Now, legal consumers can also find useful contract templates for free or use question-based contract drafters to assemble their own documents. In his latest book, legal futurist Richard Susskind also argues convincingly that digital court systems could solve disputes quicker, at a higher standard, and with reduced cost to the taxpayers. Digital, intuitive, and jargon-free interface platforms could make the legal system more welcoming to its most common users, especially as the current global pandemic makes physical court rooms literally inaccessible.
Further, artificial intelligence that helps legal consumers predict the outcome of their legal proceedings, access their legal position, formulate their own arguments, etc., offers a huge potential for democratization and consumer empowerment. However, these same technologies could also make the legal system even less transparent if they are not leveraged correctly.
First, decisions made by closed-source artificial intelligence could make legal decisions even more opaque. The racist bias that was unfortunately part of the COMPAS algorithms used in criminal sentencing guidance showed how legal AI can make the law more confusing and unjust. Second, digital technologies can make the legal system feel even more unapproachable if not designed with the end-user in mind. If, for example, the end-user does not understand how to work with the applied technologies, then the technology will work as yet another fence that makes it harder for the legal consumer to comprehend and access the system.
The point is that it is not the technology itself that enables A2J — it’s the design. Indeed, new technologies can empower the legal consumer only when the right design principles are applied as well.
User-friendly design is key
The aim of legal design is to make legal products that are intuitive and user-friendly, and that requires a user-centric approach that necessitates the collaboration and interaction of the end-user. To improve AJ2, legal-tech products should be client-facing and designed in a way that empowers laypersons to comprehend and improve their own legal situation. Again, this requires a well-designed interface that is informative and effective, yet simple to use while at the same time encompassing the most complicated legal implications.
That is not an easy task, to say the least, which is why the client-centric design principles are so crucial. The entire process must be grounded in the experience of the end-user with the final goal of delivering them value. Therefore, all the relevant stakeholders must be involved, and they must establish a productive feedback culture that must constantly test, iterate, and improve the product until it reaches the final state.
The current pandemic crisis is a digital ground zero, in a way. Now is the perfect time to build a new, accessible legal system with the end-user at its center.
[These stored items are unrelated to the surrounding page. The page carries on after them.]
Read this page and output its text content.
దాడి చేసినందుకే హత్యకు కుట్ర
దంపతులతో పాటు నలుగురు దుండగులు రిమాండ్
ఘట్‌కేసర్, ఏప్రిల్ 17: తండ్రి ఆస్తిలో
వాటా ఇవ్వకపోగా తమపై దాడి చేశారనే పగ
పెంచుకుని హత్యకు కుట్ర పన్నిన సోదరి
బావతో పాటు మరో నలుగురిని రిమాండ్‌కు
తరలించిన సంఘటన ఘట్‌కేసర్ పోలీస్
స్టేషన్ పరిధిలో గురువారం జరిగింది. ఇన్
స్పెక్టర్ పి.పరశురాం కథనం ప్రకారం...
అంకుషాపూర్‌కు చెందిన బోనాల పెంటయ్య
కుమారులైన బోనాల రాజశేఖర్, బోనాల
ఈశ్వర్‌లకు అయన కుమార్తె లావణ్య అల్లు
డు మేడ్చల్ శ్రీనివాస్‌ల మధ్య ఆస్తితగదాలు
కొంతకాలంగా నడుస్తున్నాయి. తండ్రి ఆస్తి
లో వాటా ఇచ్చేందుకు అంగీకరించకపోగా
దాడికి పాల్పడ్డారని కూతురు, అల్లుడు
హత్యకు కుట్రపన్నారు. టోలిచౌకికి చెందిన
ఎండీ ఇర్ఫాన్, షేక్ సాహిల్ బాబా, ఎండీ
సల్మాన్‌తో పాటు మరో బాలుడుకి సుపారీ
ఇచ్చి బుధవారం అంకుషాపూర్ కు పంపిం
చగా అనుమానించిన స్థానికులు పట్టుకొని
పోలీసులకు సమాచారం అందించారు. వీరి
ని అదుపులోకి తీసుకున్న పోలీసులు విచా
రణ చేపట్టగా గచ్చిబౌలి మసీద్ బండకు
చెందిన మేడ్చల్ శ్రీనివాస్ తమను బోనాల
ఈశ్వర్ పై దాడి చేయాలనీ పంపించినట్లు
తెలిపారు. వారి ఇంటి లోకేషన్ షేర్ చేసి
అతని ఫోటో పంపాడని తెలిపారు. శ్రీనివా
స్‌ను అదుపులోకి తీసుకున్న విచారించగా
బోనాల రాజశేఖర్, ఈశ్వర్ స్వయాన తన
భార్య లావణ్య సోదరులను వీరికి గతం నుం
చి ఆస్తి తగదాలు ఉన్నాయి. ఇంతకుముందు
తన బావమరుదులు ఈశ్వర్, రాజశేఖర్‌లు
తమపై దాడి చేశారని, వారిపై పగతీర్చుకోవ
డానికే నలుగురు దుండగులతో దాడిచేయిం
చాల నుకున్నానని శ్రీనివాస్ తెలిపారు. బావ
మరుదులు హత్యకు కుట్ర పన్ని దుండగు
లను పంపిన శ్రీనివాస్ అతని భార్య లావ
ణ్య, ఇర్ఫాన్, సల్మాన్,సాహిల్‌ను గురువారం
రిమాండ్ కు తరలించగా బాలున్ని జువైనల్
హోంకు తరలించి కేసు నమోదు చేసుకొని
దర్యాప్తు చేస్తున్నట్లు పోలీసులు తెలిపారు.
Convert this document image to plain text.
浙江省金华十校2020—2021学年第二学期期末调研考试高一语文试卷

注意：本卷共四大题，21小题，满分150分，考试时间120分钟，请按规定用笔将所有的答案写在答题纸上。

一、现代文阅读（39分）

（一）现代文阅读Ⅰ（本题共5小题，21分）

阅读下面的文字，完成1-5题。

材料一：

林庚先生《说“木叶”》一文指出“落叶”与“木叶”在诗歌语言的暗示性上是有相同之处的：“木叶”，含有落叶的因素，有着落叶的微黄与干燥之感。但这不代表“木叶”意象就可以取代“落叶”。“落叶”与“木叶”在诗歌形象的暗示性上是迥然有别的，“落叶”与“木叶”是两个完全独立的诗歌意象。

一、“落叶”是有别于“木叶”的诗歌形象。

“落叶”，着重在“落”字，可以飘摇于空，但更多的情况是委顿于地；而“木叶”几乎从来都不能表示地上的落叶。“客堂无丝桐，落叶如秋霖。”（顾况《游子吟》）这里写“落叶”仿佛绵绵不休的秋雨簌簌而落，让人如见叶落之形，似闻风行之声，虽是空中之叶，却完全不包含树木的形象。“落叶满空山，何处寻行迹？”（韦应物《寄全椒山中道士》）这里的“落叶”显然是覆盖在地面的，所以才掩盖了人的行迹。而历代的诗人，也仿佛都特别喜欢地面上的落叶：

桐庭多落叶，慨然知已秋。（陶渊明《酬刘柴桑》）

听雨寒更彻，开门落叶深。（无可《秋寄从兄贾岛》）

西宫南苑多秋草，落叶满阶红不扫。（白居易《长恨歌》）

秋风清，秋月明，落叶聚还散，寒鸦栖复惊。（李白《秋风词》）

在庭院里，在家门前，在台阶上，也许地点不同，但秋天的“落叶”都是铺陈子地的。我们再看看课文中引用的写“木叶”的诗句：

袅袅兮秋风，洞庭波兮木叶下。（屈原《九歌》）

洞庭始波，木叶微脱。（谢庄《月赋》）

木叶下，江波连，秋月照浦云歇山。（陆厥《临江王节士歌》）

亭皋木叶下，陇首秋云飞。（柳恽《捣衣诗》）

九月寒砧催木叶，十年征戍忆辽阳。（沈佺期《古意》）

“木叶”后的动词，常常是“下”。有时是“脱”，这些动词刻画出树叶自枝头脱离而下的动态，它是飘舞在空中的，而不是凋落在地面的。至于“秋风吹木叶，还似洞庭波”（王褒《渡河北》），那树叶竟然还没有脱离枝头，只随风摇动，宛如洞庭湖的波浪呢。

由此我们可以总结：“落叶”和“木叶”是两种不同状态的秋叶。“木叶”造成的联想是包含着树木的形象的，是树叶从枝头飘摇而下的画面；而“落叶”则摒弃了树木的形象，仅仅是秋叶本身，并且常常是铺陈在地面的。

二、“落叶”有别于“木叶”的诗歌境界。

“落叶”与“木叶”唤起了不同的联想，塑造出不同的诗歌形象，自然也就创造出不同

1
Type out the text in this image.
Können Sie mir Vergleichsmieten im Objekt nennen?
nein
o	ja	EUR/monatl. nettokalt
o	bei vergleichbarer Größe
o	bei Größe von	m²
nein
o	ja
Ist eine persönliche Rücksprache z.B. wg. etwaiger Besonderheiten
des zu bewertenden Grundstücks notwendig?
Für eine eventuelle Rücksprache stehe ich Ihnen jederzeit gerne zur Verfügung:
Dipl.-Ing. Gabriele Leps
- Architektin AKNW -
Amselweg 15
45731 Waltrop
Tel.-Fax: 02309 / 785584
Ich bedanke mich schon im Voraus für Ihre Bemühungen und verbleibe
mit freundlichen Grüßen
Law firms can increase their efficiency all they want, but if they don’t lower their prices or create new user-centric solutions, they will not improve the AJ2 and they will leave an increasing portion of their client base behind.
Clearly, client-driven innovation is the key. Likewise, court systems can leverage technologies to control and suppress their citizens; or they can use them to open the legal system to its citizens, making it cheaper and easier to understand. However, no matter the innovative technologies utilized, they alone will not solve A2J inequity if there is not a user-centric motivation behind it.
It is legal design, not legal tech, that enables access to justice; and it’s legal design that will finally lift the fog that surrounds the current legal system.